Going to Commons as a senior is an exercise in nostalgia, recollection, and possibly appetite suppression. After a helpful freshman swipes us in, we climb the linoleum stairs and the omelette bar smell smacks us in the face. Four years older and now equipped with a gourmand's palette, we return with a specific purpose in mind: with the porcelain plates of 1920 Commons as our canvas, we attempt to make a three–course meal fit for our new, refined tastes.
Geography informs our practice: archipelago, peninsula, sunken island. The plate is a desert, an ocean. Here: a scattering of summer stone fruit macerated in lemon juice. They sit crag–like, each prism of plum, on a circle of dehydrated radish. Paired with the crunch of a red Froot Loop, every mouthful is reminiscent of the auspices from a childhood you wish you had. The overripe fruit feels sinful, but the peppery young arugula brings you back. Finished with a slick of olive oil.
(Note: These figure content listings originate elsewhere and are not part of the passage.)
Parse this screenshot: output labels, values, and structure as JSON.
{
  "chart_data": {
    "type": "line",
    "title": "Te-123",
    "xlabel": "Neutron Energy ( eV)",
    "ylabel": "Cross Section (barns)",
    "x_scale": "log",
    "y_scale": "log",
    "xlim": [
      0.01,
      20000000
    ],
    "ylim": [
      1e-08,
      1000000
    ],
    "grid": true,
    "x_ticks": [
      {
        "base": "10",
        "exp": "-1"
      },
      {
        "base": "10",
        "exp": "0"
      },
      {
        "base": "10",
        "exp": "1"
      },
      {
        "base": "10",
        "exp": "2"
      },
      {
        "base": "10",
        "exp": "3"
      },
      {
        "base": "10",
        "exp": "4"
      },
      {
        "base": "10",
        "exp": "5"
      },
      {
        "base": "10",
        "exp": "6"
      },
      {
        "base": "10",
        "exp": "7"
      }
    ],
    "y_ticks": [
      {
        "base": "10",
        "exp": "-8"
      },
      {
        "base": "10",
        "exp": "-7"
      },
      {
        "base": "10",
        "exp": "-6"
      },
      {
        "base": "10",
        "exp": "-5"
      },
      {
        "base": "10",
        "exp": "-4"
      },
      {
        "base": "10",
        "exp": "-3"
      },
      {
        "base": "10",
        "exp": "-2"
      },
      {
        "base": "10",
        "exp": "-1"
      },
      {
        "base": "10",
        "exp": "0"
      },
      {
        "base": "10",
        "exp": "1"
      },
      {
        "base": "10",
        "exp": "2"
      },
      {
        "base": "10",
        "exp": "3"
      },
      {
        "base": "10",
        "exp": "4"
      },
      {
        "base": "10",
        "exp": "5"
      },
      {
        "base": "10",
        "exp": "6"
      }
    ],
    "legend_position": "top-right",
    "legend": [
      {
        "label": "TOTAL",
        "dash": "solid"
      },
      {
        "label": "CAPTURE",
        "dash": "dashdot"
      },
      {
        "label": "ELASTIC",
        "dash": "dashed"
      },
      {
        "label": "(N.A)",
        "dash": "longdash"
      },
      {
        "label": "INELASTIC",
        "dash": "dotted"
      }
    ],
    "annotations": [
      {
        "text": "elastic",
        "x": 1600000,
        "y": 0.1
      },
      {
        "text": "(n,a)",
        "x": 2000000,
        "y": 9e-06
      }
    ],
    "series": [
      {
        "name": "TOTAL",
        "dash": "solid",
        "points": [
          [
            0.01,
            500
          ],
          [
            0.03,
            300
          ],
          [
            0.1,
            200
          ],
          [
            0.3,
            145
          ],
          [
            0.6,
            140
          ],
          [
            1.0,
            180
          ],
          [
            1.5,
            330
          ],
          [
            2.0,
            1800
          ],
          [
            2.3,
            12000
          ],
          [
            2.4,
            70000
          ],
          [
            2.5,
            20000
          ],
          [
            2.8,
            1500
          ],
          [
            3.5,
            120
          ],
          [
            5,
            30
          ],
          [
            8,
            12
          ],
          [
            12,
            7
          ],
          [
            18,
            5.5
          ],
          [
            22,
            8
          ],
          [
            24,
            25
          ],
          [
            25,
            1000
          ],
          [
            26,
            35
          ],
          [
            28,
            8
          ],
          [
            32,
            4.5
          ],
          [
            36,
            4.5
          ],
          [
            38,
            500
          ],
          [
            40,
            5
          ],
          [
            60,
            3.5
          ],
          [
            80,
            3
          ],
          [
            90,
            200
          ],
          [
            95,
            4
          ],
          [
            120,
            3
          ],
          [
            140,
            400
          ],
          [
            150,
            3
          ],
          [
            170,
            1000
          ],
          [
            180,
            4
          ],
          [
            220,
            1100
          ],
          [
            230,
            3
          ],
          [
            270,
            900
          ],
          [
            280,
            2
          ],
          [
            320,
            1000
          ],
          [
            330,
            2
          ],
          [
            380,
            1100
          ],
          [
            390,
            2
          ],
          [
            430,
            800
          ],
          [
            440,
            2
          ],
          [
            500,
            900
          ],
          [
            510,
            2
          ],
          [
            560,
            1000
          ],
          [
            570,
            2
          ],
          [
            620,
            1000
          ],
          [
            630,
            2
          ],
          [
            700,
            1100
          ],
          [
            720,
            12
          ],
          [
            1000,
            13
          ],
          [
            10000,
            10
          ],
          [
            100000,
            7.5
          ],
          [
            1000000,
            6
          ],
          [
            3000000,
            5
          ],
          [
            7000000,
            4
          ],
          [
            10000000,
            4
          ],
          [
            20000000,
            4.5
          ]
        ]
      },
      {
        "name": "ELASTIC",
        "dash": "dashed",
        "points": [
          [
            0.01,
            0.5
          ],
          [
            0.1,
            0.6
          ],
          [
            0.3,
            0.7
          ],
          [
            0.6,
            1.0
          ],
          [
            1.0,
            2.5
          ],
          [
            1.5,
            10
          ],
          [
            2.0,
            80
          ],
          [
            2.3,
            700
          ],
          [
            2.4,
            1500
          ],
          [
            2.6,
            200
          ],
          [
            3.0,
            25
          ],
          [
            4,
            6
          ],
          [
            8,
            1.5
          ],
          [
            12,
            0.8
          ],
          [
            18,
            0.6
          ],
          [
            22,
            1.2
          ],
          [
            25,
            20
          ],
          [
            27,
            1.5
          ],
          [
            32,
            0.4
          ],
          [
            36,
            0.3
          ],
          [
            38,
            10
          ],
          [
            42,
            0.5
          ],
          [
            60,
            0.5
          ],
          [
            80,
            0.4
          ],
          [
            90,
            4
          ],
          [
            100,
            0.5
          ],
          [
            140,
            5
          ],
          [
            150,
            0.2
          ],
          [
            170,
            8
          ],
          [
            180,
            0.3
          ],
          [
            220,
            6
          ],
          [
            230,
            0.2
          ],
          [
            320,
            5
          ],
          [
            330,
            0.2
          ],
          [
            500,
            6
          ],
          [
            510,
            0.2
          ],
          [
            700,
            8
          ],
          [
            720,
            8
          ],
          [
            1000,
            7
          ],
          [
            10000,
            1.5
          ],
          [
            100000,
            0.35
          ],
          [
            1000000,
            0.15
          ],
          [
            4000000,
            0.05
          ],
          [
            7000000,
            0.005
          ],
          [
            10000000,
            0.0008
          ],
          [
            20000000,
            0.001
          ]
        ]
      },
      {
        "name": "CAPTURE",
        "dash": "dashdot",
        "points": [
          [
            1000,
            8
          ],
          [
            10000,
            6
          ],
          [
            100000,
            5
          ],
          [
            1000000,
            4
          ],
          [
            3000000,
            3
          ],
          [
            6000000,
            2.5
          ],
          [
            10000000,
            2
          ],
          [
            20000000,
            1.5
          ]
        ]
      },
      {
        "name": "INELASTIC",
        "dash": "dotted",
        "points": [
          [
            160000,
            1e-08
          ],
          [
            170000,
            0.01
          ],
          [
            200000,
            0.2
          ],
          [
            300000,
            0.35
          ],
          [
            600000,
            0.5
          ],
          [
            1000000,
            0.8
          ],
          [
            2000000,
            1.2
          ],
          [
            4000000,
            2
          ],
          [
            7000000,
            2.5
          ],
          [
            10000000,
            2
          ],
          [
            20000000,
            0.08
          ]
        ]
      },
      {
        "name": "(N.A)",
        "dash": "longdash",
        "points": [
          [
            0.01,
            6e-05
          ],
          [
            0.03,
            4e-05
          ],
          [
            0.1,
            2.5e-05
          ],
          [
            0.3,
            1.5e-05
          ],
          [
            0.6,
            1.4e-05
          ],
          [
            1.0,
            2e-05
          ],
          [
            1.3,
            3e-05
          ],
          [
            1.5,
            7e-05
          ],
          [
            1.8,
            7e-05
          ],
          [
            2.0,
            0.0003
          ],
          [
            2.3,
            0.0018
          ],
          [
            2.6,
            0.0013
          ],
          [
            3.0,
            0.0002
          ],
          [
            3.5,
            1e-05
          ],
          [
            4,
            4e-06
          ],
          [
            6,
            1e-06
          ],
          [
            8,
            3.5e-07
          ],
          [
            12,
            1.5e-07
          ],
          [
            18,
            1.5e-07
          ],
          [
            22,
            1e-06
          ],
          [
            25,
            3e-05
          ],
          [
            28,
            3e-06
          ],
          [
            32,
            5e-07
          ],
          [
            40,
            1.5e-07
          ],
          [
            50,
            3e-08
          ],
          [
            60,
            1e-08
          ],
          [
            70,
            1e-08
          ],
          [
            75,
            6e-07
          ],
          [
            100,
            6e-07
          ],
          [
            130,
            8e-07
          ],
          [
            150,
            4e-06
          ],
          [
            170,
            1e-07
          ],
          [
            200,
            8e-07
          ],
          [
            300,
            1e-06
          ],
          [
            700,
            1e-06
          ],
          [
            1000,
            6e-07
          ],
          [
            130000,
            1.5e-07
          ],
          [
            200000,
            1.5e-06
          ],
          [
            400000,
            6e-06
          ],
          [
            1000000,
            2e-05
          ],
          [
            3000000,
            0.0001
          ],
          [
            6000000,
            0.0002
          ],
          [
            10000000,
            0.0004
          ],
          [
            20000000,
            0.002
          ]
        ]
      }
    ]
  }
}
Hand–torn cheese and a segmented hot dog are complemented by the lettuce spray and sexy onion. A circumference of hot chili sauce offers the promise of danger. But not real danger. Contained danger, like the threat of contracting campylobacter at a child’s birthday party. The hot dog is charred at the sides, signifying a fire long cooled. By contrast, the nascent fire in the hot chili sauce burns without flame.
Circles evoke an embrace: a mother’s intuition, a warm room on a cold day, the floral note in the perfume on the neck of your lover. Poppyseeds (culled from a stale bagel) form the boundary, within it: dribbles of a tomato consomme, pulverized cacao, a pool of wildflower honey. The preserved carrot, when sliced and skewered, evokes penetration. But only subtly. Remember that motifs can make or break a well–thought dinner. The blue Froot Loops, suspended in the gold of the honey, stun. If they were any other color, all would be lost.
A boat of fried rice buoys vegan coconut milk tofu. The delicate arrangement is ballasted by radishes. Carrot pads collaborate with celery shafts and a dab of sauce. Do not use a fork to eat this dish. The tofu’s supple curvature is best left unprobed before consumption.
And now: the wedding kiss. Rose petals pulled from a summer’s end garden loosely scattered in a ring. They protect the tangerine and sage sorbetto that lays melting softly into a pool of lemon curd tinged with raspberry. A half-moon of dried cranberries contributes a tartness that lingers and contrasts with the crunch of pink marshmallow amulets.
Dessert should be forgiving, yet self–aware. Coffee ice cream quenelle atop a bed of Cap'n Crunch. Bless the ice cream with blue Froot Loop dust and three elegant Lucky Charms. A streak of marshmallow fluff is a good omen. Whispering “I’m sorry,” while eating is a bad omen. After eating, bid goodnight and retreat back with the soiled plates and bowls. Deposit them on the rotating dish rack, that endless conveyance. Leave Commons.